Argumen tentang keuntungan sebesar Rp 1 miliar pertahun, dari PD BPR dan keuntungan dari kredit Melati sebesar Rp 2 miliar, belum secara resmi terlapor ke DPRD Kota Bandung. Sehingga, penilaian PD. BPR, selama ini sakit dan tahun ini sudah untung, masih perlu pembuktian.
Secara terpisah, Kepala Bagian Hukum dan HAM Pemkot Bandung Arief Syaifudin yang dihubungi Bandung Ekspres, membenarkan ada dua usulan Properda tambahan.
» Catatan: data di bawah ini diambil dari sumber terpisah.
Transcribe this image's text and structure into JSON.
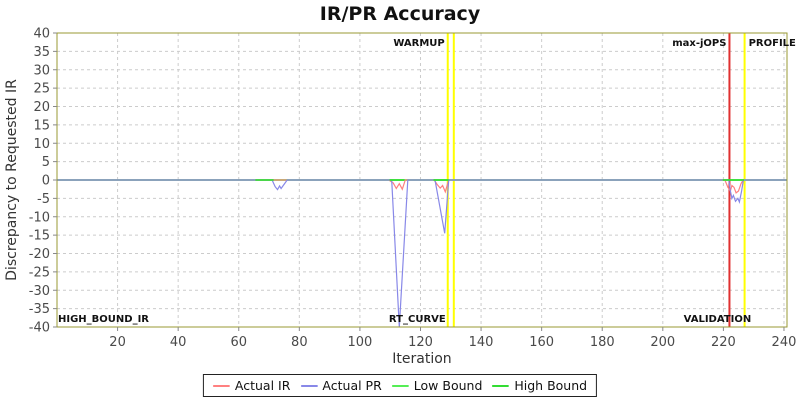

Namun demikian, masih perlu pematangan materi dan koordinasi dengan DPRD. ”Kita harapkan, ada kemajuan. Sebab ini menyangkut kepentingan bersama,” terang Arief.
Baca Juga:Hasrat Lama David LalyKPU Siapkan Transparansi Pilkada
Dirut PD BPR Kota Bandung Acep Heri Suhana, menyatakan, mengelola PD BPR berbeda dengan perbankan konvensional lain. Ini menyangkut warga Bandung, dan mendorong peningkatan kesejahteraan warga. ’’Tak sekedar salurkan kredit, tetapi menyangkut SDM BPR, perlu seleksi yang ketat,” tutur Acep Heri, seraya menyebut dalam sisa satu tahun setengah kepemimpinannya, diharapkan BPR, semakin mampu mengakomodir mepentingan warga Bandung, utamanya dalam meningkatkan dan menyehatkan peluang usaha para nasabah. (edy/vil)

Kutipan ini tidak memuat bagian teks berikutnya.